What is more, we should explore and understand the hurdles and opportunities for patients,14 rheumatologists15 and other health professionals16 in the early management of RA with intensive strategies including GCs,17 especially in the context of shared decision making with the patient. The early disease period could probably offer a separate window of opportunity for pain management and especially for avoiding chronic analgesic use.
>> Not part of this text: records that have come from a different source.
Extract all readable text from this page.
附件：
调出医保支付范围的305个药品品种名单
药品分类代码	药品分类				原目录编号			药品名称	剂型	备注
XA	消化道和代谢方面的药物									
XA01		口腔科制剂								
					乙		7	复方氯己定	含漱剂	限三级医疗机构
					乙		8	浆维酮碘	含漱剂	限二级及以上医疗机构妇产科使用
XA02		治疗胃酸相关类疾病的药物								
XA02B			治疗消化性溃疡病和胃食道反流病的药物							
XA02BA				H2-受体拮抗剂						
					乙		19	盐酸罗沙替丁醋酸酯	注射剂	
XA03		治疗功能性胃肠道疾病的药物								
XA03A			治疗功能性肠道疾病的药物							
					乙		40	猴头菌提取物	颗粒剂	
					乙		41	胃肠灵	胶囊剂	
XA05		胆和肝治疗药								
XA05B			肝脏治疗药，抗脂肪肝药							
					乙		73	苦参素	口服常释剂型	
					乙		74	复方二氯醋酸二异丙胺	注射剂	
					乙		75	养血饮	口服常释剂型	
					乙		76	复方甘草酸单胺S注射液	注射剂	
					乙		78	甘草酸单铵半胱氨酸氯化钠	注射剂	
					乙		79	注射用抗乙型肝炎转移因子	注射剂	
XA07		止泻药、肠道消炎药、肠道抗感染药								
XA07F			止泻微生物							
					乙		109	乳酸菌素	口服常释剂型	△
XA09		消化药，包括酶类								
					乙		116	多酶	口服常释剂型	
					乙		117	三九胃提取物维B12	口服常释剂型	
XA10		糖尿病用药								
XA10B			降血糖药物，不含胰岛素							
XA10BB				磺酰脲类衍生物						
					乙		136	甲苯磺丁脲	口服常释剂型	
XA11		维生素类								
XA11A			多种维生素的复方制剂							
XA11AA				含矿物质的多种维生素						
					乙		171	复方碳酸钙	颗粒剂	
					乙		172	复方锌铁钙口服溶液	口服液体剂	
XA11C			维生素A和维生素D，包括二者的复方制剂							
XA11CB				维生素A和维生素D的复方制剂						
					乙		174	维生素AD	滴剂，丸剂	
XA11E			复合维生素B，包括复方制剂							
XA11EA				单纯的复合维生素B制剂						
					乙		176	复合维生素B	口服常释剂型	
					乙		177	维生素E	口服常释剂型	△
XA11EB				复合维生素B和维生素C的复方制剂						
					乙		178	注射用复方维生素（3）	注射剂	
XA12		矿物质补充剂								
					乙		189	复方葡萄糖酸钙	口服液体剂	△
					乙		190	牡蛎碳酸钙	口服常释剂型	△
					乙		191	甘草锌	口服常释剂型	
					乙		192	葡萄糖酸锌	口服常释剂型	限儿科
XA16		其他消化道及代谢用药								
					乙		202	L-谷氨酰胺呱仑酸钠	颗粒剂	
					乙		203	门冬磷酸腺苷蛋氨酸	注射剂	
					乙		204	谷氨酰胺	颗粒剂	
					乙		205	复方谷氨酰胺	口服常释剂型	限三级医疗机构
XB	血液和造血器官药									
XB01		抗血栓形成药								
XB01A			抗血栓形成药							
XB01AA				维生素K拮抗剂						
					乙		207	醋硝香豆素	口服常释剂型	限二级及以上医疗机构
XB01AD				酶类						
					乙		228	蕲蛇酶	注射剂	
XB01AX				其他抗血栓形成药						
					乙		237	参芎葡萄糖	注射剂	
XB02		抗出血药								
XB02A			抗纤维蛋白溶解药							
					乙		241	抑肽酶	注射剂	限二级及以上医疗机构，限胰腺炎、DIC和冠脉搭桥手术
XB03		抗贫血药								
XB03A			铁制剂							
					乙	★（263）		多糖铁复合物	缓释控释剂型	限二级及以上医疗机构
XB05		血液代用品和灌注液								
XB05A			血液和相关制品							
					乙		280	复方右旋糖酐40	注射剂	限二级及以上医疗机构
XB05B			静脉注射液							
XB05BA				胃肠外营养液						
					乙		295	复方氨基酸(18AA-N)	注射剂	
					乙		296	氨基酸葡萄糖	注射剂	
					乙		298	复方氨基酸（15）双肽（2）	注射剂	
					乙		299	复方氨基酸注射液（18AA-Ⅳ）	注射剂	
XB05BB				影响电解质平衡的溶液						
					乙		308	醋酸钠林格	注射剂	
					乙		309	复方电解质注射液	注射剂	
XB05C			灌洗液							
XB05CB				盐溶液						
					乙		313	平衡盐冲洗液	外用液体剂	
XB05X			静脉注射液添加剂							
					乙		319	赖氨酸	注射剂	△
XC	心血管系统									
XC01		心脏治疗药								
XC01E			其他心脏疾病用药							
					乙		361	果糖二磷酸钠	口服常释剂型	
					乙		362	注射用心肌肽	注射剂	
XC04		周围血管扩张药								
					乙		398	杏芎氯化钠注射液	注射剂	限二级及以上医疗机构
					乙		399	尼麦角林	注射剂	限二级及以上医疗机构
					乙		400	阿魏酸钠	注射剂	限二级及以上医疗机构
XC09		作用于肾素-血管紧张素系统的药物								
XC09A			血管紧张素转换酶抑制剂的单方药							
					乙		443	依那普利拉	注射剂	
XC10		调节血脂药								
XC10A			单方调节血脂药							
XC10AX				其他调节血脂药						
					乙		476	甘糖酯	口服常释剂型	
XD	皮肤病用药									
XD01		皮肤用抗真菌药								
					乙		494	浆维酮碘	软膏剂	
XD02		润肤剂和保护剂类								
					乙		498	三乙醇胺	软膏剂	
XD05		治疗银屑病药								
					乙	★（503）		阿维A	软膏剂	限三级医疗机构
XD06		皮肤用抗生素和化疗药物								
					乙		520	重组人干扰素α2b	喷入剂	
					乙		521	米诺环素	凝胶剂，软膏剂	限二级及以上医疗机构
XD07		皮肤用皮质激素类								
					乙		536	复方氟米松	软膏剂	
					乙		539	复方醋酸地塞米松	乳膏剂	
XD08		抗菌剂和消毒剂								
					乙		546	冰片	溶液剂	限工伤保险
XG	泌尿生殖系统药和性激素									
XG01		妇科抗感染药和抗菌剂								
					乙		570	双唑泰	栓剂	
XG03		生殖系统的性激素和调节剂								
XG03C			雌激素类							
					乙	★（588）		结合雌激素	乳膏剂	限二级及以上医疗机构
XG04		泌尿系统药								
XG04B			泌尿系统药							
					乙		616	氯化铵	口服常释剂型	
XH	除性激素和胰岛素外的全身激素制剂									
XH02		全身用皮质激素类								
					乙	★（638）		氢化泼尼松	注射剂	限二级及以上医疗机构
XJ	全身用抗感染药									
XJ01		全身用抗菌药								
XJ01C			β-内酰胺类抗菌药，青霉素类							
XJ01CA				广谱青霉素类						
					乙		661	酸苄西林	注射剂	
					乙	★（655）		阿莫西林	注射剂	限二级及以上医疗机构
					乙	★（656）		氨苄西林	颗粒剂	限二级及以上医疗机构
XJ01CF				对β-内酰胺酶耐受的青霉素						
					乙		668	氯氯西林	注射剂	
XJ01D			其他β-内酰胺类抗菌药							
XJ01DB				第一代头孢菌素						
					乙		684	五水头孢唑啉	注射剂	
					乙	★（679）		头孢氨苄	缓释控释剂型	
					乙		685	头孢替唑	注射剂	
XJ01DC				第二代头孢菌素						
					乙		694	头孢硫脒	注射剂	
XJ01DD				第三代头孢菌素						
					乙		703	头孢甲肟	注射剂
The choice of initial treatment strategy might influence pain management on the long run, even in patients considered to have a good prognosis.

Conclusion

More than 90% of the patients in the TSU group used an analgesic for MSK pain compared with 60% in the group treated with MTX and a step-down GC scheme (COBRA Slim). Chronic analgesic use was more than double in TSU. The earlier and faster disease control in the COBRA Slim treated group seems to diminish the use of NSAIDs and analgesics for a significant proportion of patients, even in chronic use. To benefit maximally from the window of opportunity for treating early RA, intensive remission induction strategies using GCs should be applied even in patients without traditional factors of poor prognosis.